The function *saveModels* will write the weights of the model to file, which can be used to load the model later on.

In [None]:
class GAN:
    
    # Initialise GAN with various optional parameters
    def __init__(self,
                 batchSize = 4,
                 avg_loss = 0,
                 avg_dloss = 0,
                 
                 dataSetDir = './Data/TrainingDataSets/Combined.npz',
                 modelsMainDir = './SavedTensorflowModels', 
                 trialDirFormat = '{}/Model{}'
                ):
        
        # Store parameters as class properties
        self.batchSize = batchSize
        self.avg_loss = avg_loss
        self.avg_dloss = avg_dloss
        self.dataSetDir = dataSetDir
        self.modelsMainDir = modelsMainDir
        self.trialDirFormat = trialDirFormat
        
        
        self.features, self.targets = loadAndPrepareData(dataSetDir=dataSetDir)
        self.setUpModels(self.features.shape[1:3])
        self.nXPatches, self.nYPatches = getNXYpatches(self.features, self.batchSize, self.generator, self.discriminator)
        self.createModelsDir()
    
    # Do a single training step on all models
    def doTrainingStep(self, iteration):
    
        # Create real examples from data set and fake examples from generator model
        feats, realLabels, targs = self.generateRealSamples()
        fakeOutput, fakeLabels = self.generateFakeSamples(feats)
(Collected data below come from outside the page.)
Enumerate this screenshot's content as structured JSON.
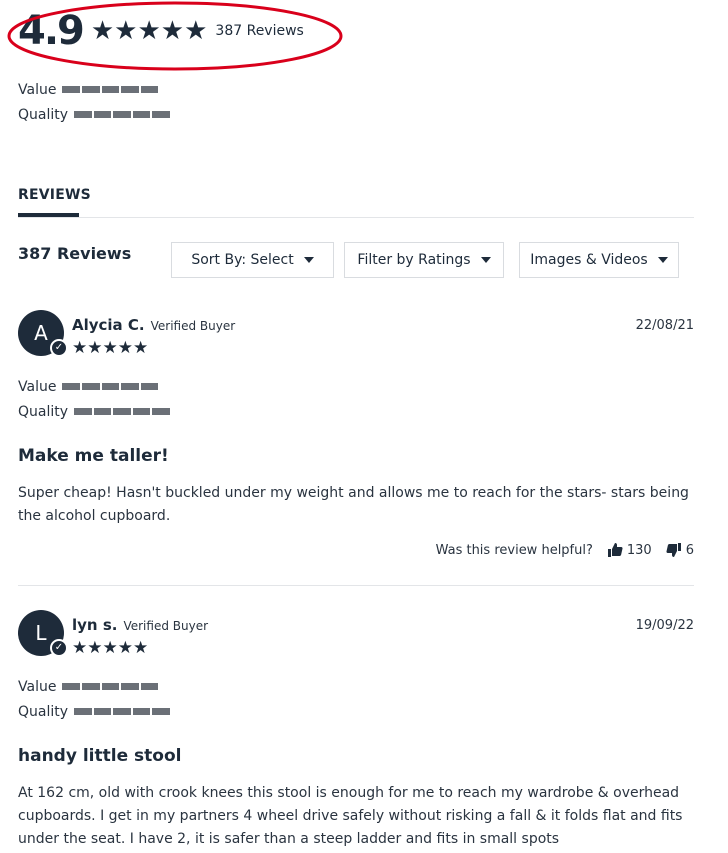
{
  "summary": {
    "average": "4.9",
    "stars": 5,
    "total_reviews": "387 Reviews",
    "highlight_color": "#d9001b"
  },
  "overall_factors": [
    {
      "label": "Value",
      "score_fraction": 1.0
    },
    {
      "label": "Quality",
      "score_fraction": 1.0
    }
  ],
  "tabs": {
    "reviews": "REVIEWS"
  },
  "toolbar": {
    "reviews_count": "387 Reviews",
    "sort": "Sort By: Select",
    "ratings_filter": "Filter by Ratings",
    "media_filter": "Images & Videos"
  },
  "reviews": [
    {
      "initial": "A",
      "author": "Alycia C.",
      "verified": "Verified Buyer",
      "date": "22/08/21",
      "stars": 5,
      "factors": [
        {
          "label": "Value",
          "score_fraction": 1.0
        },
        {
          "label": "Quality",
          "score_fraction": 1.0
        }
      ],
      "title": "Make me taller!",
      "body": "Super cheap! Hasn't buckled under my weight and allows me to reach for the stars- stars being the alcohol cupboard.",
      "helpful_question": "Was this review helpful?",
      "upvotes": "130",
      "downvotes": "6"
    },
    {
      "initial": "L",
      "author": "lyn s.",
      "verified": "Verified Buyer",
      "date": "19/09/22",
      "stars": 5,
      "factors": [
        {
          "label": "Value",
          "score_fraction": 1.0
        },
        {
          "label": "Quality",
          "score_fraction": 1.0
        }
      ],
      "title": "handy little stool",
      "body": "At 162 cm, old with crook knees this stool is enough for me to reach my wardrobe & overhead cupboards. I get in my partners 4 wheel drive safely without risking a fall & it folds flat and fits under the seat. I have 2, it is safer than a steep ladder and fits in small spots"
    }
  ],
  "colors": {
    "primary": "#1e2b3a",
    "bar": "#6b7077",
    "border": "#d9dce0"
  },
  "icons": {
    "star": "star-icon",
    "thumb_up": "thumbs-up-icon",
    "thumb_down": "thumbs-down-icon",
    "check": "check-icon",
    "caret": "caret-down-icon"
  }
}
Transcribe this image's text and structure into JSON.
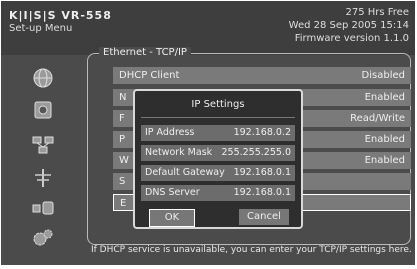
{
  "header": {
    "brand": "K|I|S|S VR-558",
    "subtitle": "Set-up Menu",
    "hours_free": "275 Hrs Free",
    "datetime": "Wed 28 Sep 2005 15:14",
    "firmware": "Firmware version 1.1.0"
  },
  "panel": {
    "title": "Ethernet - TCP/IP",
    "rows": [
      {
        "label": "DHCP Client",
        "value": "Disabled"
      },
      {
        "label": "N",
        "value": "Enabled"
      },
      {
        "label": "F",
        "value": "Read/Write"
      },
      {
        "label": "P",
        "value": "Enabled"
      },
      {
        "label": "W",
        "value": "Enabled"
      },
      {
        "label": "S",
        "value": ""
      },
      {
        "label": "E",
        "value": ""
      }
    ]
  },
  "sidebar": {
    "icons": [
      "globe-icon",
      "disc-icon",
      "network-icon",
      "antenna-icon",
      "settings-icon",
      "gears-icon"
    ]
  },
  "dialog": {
    "title": "IP Settings",
    "rows": [
      {
        "label": "IP Address",
        "value": "192.168.0.2"
      },
      {
        "label": "Network Mask",
        "value": "255.255.255.0"
      },
      {
        "label": "Default Gateway",
        "value": "192.168.0.1"
      },
      {
        "label": "DNS Server",
        "value": "192.168.0.1"
      }
    ],
    "ok_label": "OK",
    "cancel_label": "Cancel"
  },
  "status_text": "If DHCP service is unavailable, you can enter your TCP/IP settings here."
}
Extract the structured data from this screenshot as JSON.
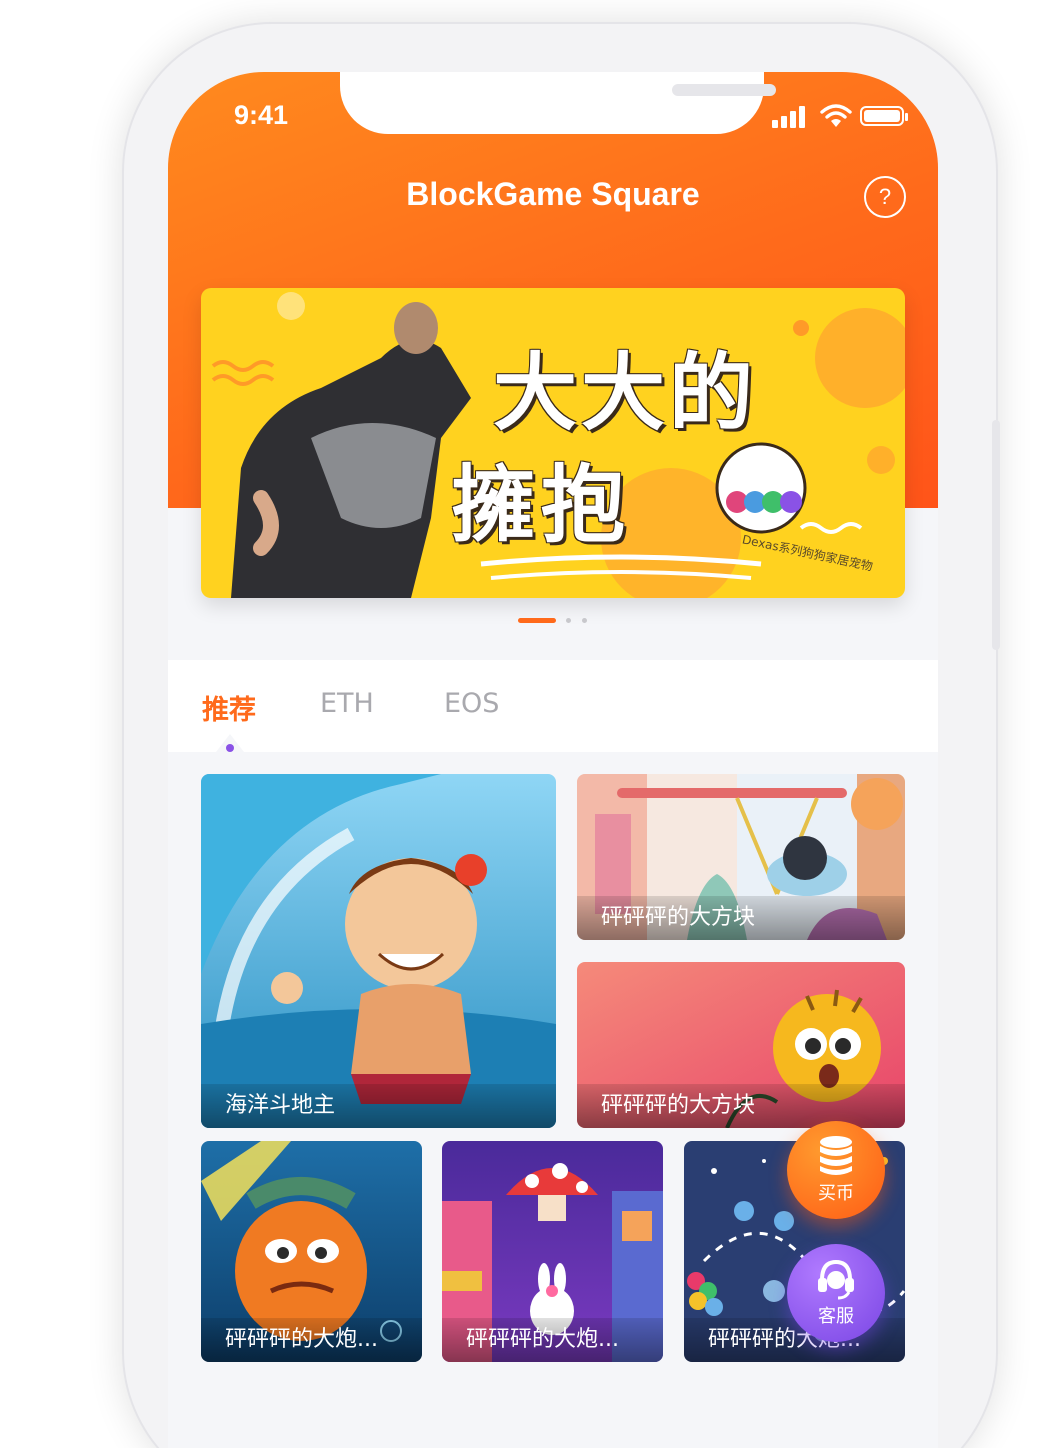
{
  "status_bar": {
    "time": "9:41"
  },
  "header": {
    "title": "BlockGame Square",
    "help_label": "?"
  },
  "banner": {
    "title_line1": "大大的",
    "title_line2": "擁抱",
    "caption": "Dexas系列狗狗家居宠物",
    "pager": {
      "count": 3,
      "active_index": 0
    }
  },
  "tabs": [
    {
      "label": "推荐",
      "active": true
    },
    {
      "label": "ETH",
      "active": false
    },
    {
      "label": "EOS",
      "active": false
    }
  ],
  "games": [
    {
      "title": "海洋斗地主"
    },
    {
      "title": "砰砰砰的大方块"
    },
    {
      "title": "砰砰砰的大方块"
    },
    {
      "title": "砰砰砰的大炮..."
    },
    {
      "title": "砰砰砰的大炮..."
    },
    {
      "title": "砰砰砰的大炮..."
    }
  ],
  "floating_buttons": {
    "buy_label": "买币",
    "service_label": "客服"
  },
  "colors": {
    "accent": "#ff6a1b",
    "indicator": "#8a52e6",
    "service": "#7a46e4"
  }
}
        # Training steps for composite and discriminator models
        w_noise = np.random.normal(0, 1, (self.batchSize, 32, 16, 1024))
        losses_composite = self.compositeModel.train_on_batch([feats, w_noise], [realLabels, targs])
        loss_discriminator_fake = self.discriminator.train_on_batch([feats, fakeOutput], fakeLabels)
        loss_discriminator_real = self.discriminator.train_on_batch([feats, targs], realLabels)
        saveProgressImage(self.generator, self.features[0], iteration, dirName=self.progressImageDir+'/Progress{}.png')

        # Print average loss so far
        d_loss = (loss_discriminator_fake + loss_discriminator_real) / 2
        self.avg_dloss += (d_loss - self.avg_dloss) / (i + 1)
        self.avg_loss += (losses_composite[0] - self.avg_loss) / (i + 1)
        print('total loss:' + str(self.avg_loss) + ' d_loss:' + str(self.avg_dloss))
        print('Dloss: {}, GenLoss: {}'.format(d_loss, losses_composite[0]))
    
    # Set up models with loss functions and optimizers
    def setUpModels(self, imageDims):
        self.generator = getUnet(imageDims)
        self.discriminator = getDiscriminatorModel(imageDims)
        adamOptimizer = tf.keras.optimizers.Adam(1e-4)
        self.discriminator.compile(loss='binary_crossentropy', optimizer=adamOptimizer)
        self.compositeModel = combinedModel(self.generator, self.discriminator, imageDims)
        self.compositeModel.compile(loss=['binary_crossentropy', 'mae'], loss_weights=[1, 3], optimizer=adamOptimizer)
    
    # Randomly select a portion of feature data along with their corresponding target data
    def generateRealSamples(self):
        idx = np.random.randint(0, self.features.shape[0], self.batchSize)
        feats = self.features[idx]
        targs = self.targets[idx]
        desiredDiscriminatorProbs = np.ones((self.batchSize, self.nXPatches, self.nYPatches, 1))
        return feats, desiredDiscriminatorProbs, targs

    # Generate fake images corresponding to the real targets
    def generateFakeSamples(self, featureBatch):
        w_noise = np.random.normal(0, 1, (featureBatch.shape[0], 32, 16, 1024))
        fakeOutput = self.generator.predict([featureBatch, w_noise])
        desiredDescriminatorProbs = np.zeros((len(fakeOutput), self.nXPatches, self.nYPatches, 1))
        return fakeOutput, desiredDescriminatorProbs
    
    # Within the main tensorflow models directory, create and return a subdirectory for this particular model
    def createModelsDir(self):
        self.trialNumber = 0
        self.trialDir = self.trialDirFormat.format(self.modelsMainDir, self.trialNumber)
        while os.path.isdir(self.trialDir):
            self.trialNumber += 1
            self.trialDir = self.trialDirFormat.format(self.modelsMainDir, self.trialNumber)
        self.progressImageDir = self.trialDir + '/ProgressImages'
        os.mkdir(self.trialDir)
        os.mkdir(self.progressImageDir)
    
    # Save the tensorflow model to file
    def saveModels(self, iteration):
        modelsSaveDir = self.trialDir + '/ModelsAtIteration{}'.format(iteration)
        os.mkdir(modelsSaveDir)
        self.generator.save(modelsSaveDir + '/generator.h5')
        self.discriminator.save(modelsSaveDir + '/discriminator.h5')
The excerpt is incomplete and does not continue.